Tu n’as pas dans ce micro, un jour pas fait comme un autre, comme vous tous les jeunes aimez à le faire, vitupéré contre les Arabes, comme je sais que vous le faites, lorsque vous êtes entre vous ? Et particulièrement sur les LalaLaïstes, regrettant la malheureuse époque où l’Union Européenne avait largement laissé entrer les musulmans, à l’occasion de l’adhésion de la Turquie ? Je te connais ! Tu as dû te laisser aller copieusement Loïs ! Et je vois d’ici ce qui est arrivé !
Ta petite copine ou quelqu’un d’autre, a dû recevoir le message cinq sur cinq, en faire état en haut lieu ou auprès de personnes influentes. En tout cas, par je ne sais quel pernicieux enchaînement de circonstances il, ou elle, a réussi à modifier son futur, dans son espace temps, créant une infime distorsion, mais suffisante pour modifier notre présent à nous. Tout se passe comme si elle avait créé une nouvelle branche à l’avenir, une qui n’était pas prévue. Ce qui nous a fait bifurquer, nous envoyant dans une nouvelle direction, tu piges ?

Loïs :

-Pas vraiment, on dirait que tu parles d’un vaisseau spatial qui a reçu une poussée imprévue, le faisant dévier de sa trajectoire initiale. Mais nous ne sommes pas un vaisseau !

Engerran :

-Non mais notre heu…espace temps peut très bien se comporter de la même façon, exactement comme un train qui déraille et prend une direction imprévue.

PAUSE

Loïs :

-Tu veux dire que nos communications auraient induit la disparition des descendants d’émigrés rayés de la carte, comme s’ils n’avaient jamais existé ! Et avec eux, leurs enfants et leurs travaux de toute une vie ! Mon Dieu, qu’ai-je fait ?

Engerran :
-Tout à fait, Loïs ! Voilà le résultat de votre haine ridicule, à toi et à tous tes pareils ! Notre espace temps vient d’en prendre un sacré coup.

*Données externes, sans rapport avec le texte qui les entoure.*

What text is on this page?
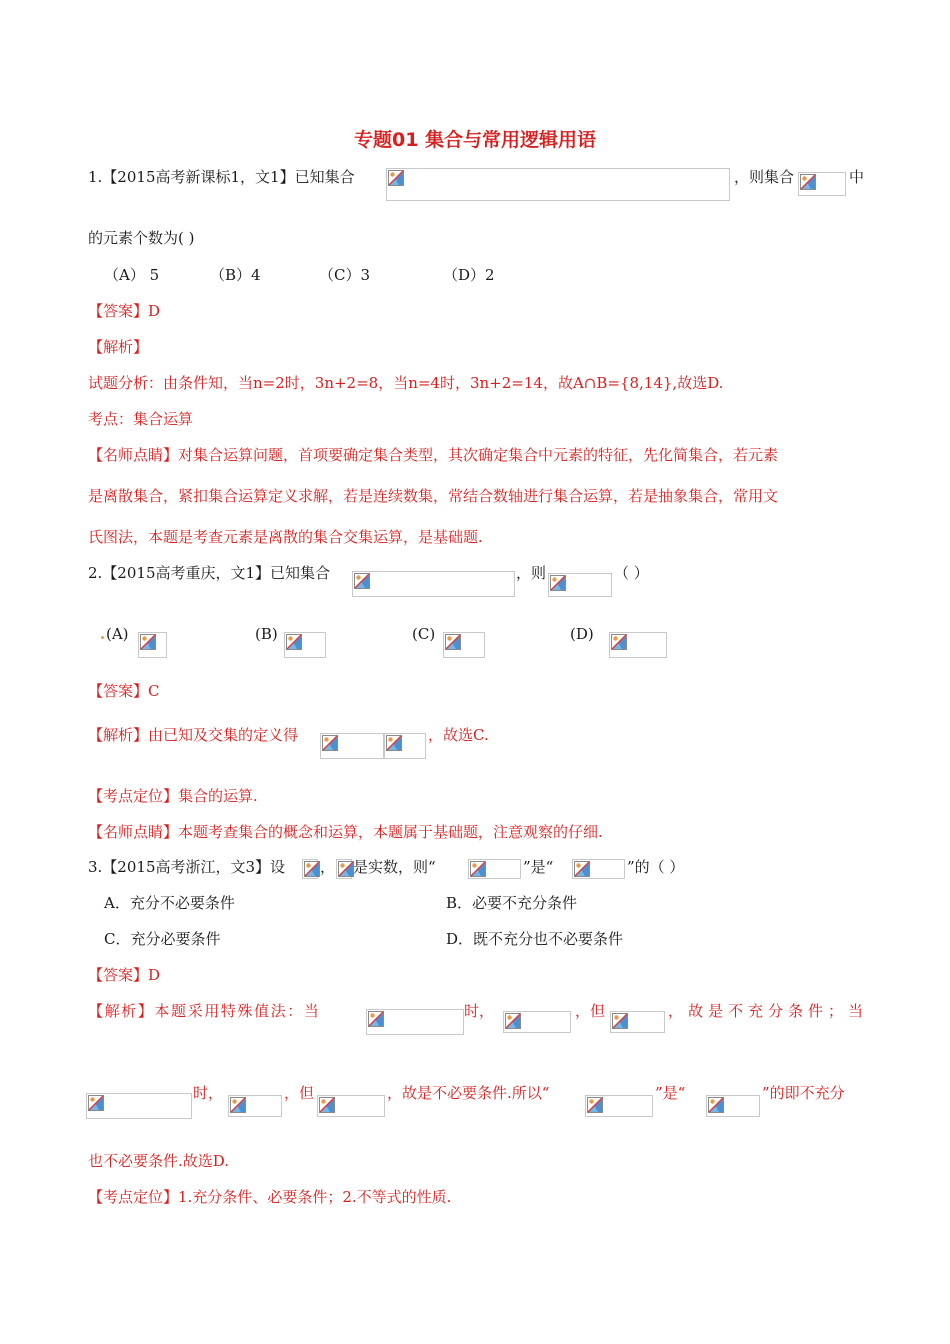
专题01 集合与常用逻辑用语
1.【2015高考新课标1，文1】已知集合	，则集合	中
的元素个数为( )
（A） 5	（B）4	（C）3	（D）2
【答案】D
【解析】
试题分析：由条件知，当n=2时，3n+2=8，当n=4时，3n+2=14，故A∩B={8,14},故选D.
考点：集合运算
【名师点睛】对集合运算问题，首项要确定集合类型，其次确定集合中元素的特征，先化简集合，若元素
是离散集合，紧扣集合运算定义求解，若是连续数集，常结合数轴进行集合运算，若是抽象集合，常用文
氏图法，本题是考查元素是离散的集合交集运算，是基础题.
2.【2015高考重庆，文1】已知集合	，则	（ ）
(A)	(B)	(C)	(D)
【答案】C
【解析】由已知及交集的定义得	，故选C.
【考点定位】集合的运算.
【名师点睛】本题考查集合的概念和运算，本题属于基础题，注意观察的仔细.
3.【2015高考浙江，文3】设 ， 是实数，则“	”是“	”的（ ）
A．充分不必要条件	B．必要不充分条件
C．充分必要条件	D．既不充分也不必要条件
【答案】D
【解析】本题采用特殊值法：当	时，	，但	，故是不充分条件；当
时，	，但	，故是不必要条件.所以“	”是“	”的即不充分
也不必要条件.故选D.
【考点定位】1.充分条件、必要条件；2.不等式的性质.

Car, si des Communautés comme la nôtre ne seront probablement humainement pas trop affectées, je ne te dis pas ce qui va arriver des bâtiments que ces gens ont construits partout dans le pays, et principalement dans les villes ! Des écoles, des usines, des aéroports, des gares, des jardins d’enfants, des hôpitaux, qu’ils ont contribué à ériger, vont s’émietter, tomber en ruines. Sans parler de tous les objets manufacturés qu’ils ont produits en un siècle et demi ! Avions, métros, voitures, machines, pièces détachées, boulons, écrous, fils électriques, boutons, peintures, solvants, etc… Tout va tomber en morceaux, tout va s’effriter, se dépiauter, s’effacer, se dissoudre, se déglinguer. Ce sera la faillite entière de notre économie, de notre technologie et de notre mode de vie !

Loïs :
-Tu crois qu’on pourrait revenir en arrière, arrêter le processus ?

Engerran :

-Franchement, je ne sais pas. C’est possible. Mais tout est possible, quand à notre survie, à condition de ne pas être carrément effacé, de ne pas nous trouver dans un fulgurant qui déraille, dans un avion qui se crache, dans une voiture qui s’effondre en pièces détachées ou sous un bâtiment qui s’écroule, si nous survivons donc, disais-je, assurément, notre monde perdra tous les bénéfices acquis depuis cent-dix ans ! Nous nous retrouverons dans un monde beaucoup moins avancé, et, disons à peu près à la technologie de nos arrières-arrières grands parents !

Loïs :

-Autrement dit, à l’âge de pierre !

Engerran :

-Pas tout à fait, mais presque. A moins que nous ne trouvions une solution, Loïs ! Que nous découvrions le passage, le trou de vers, le fil adéquat, bref le moyen de joindre nos amis, pour réfléchir avec eux à ce qui s’est passé, pour qu’ils effacent cette petite pichenette qu’ils ont donné à leur futur immédiat, et qui nous a éjecté sur une trajectoire parallèle.

Loïs :

-Mon Dieu, Papa, crois-tu que nous allons réussir, que nous pourrons identifier, reconnaître et gommer cette fameuse pichenette ? Et demander à nos auditeurs leur aide, pour retricoter le passé, conformément à ce qu’il aurait dû être ?

Engerran :

-Mais enfin, comment veux-tu que je réponde à une telle question ! Je crois que personne ne le sait, à l’heure où je te parle. Allons nous coucher, nous serons plus à l’aise demain matin, pour réfléchir à tout ceci à tête reposée et l’esprit dispos.
Aidez-nous, amis du passé ! Si vous nous entendez. Ceci est un S.OS, un APPEL AU SECOURS !!!